Online classes have been cancelled as a result of the disruption, but the campus remains open for face-to-face teaching. A spokesperson told BBC News that ‘we take the security of our systems extremely seriously and will work to resolve the situation as quickly as possible’, but there is currently no sign of when the situation will be resolved.
A similar incident occured at Newcastle University last year, when cybercrime group DoppelPaymer commited a ransomware attack and threatened to leak data including student and staff information. There is no known correlation between these events. However, Orpheus Cyber explains that the education sector is a popular target for these cyber attacks, because underinvestment in cyber security systems results in vulnerabilities that can be easily exploited by malicious actors. The investigation into the University of Sunderland attack continues.
Ransomware attacks are ‘the most immediate danger’ to UK businesses, says UK cyber head
Lindy Cameron, the head of the National Cyber Security Centre (NCSC), has given a warning that businesses need to do more to protect themselves against ransomware attacks, describing these as ‘the most immediate danger to UK businesses and most other organisations’.
Speaking from the Chatham House Cyber 2021 Conference, she added that the challenge of fighting these attacks is that ‘the criminals responsible often operate beyond our borders, are increasingly successful in their endeavours, and pose a global challenge we must fight together to ensure no place becomes a safe haven’.
A wave of ransomware attacks has caused disruption throughout the world over the last year. Some of the most notable examples include the attack that caused weeks of disruption to Ireland’s health service earlier this year, and the Colonial Pipeline attack that resulted in massive fuel shortages across the east coast of the United States in the spring. Whether you work for a small business or a government body, the importance of practising cyber security in every level of your company cannot be underestimated. Check out our blog with some top tips on how to keep your business cyber secure here.
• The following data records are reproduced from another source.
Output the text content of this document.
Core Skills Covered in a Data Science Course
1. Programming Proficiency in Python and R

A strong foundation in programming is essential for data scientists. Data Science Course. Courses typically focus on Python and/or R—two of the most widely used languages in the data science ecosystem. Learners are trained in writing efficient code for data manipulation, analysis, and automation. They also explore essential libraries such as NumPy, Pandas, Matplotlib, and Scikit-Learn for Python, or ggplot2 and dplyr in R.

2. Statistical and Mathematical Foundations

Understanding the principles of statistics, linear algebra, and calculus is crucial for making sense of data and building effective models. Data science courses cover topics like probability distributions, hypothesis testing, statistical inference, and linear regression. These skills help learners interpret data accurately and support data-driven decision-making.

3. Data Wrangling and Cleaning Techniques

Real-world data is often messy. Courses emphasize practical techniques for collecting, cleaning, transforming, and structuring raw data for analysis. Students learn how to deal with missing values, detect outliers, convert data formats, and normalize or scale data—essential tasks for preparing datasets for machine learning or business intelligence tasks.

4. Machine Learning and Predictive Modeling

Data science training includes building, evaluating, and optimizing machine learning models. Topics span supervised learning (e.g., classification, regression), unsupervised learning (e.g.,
US will have ‘no fighting chance’ against China in AI and Cyber Security, says ex-Pentagon chief software officer
In a strongly-worded statement of resignation shared on LinkedIn, the former Chief Software Officer for the United States Air Force has warned that the USA ‘will have no chance competing in a world where China has the drastic advantage’ in the cyber security and artificial intelligence (AI) fields in the next 20 years.
Nicolas Chaillan, who held the post for three years, criticised the Department of Defense for being ‘underutilized and poorly leveraged by the DOD’, claiming that ‘most of my time was wasted trying to convince folks to engage with me and consider more relevant and efficient solutions’. He added that China has a ‘booming, hardworking population’ that the U.S. can only compete with ‘by being smarter, more efficient, and forward-leaning through agility, rapid prototyping and innovation’.
Although the U.S. is known for having the highest military expenditure in the world, a recurring complaint throughout Chaillan’s letter is that his office was routinely underfunded. In May this year, the Biden administration announced its 2022 budget proposal, which included $9.8 billion for cybersecurity funding for federal civilian agencies. This number has been steadily increasing in recent years, so it will be interesting to see how (or if) the US uses this funding to catch up with China’s technological developments and hold onto its status as a global superpower.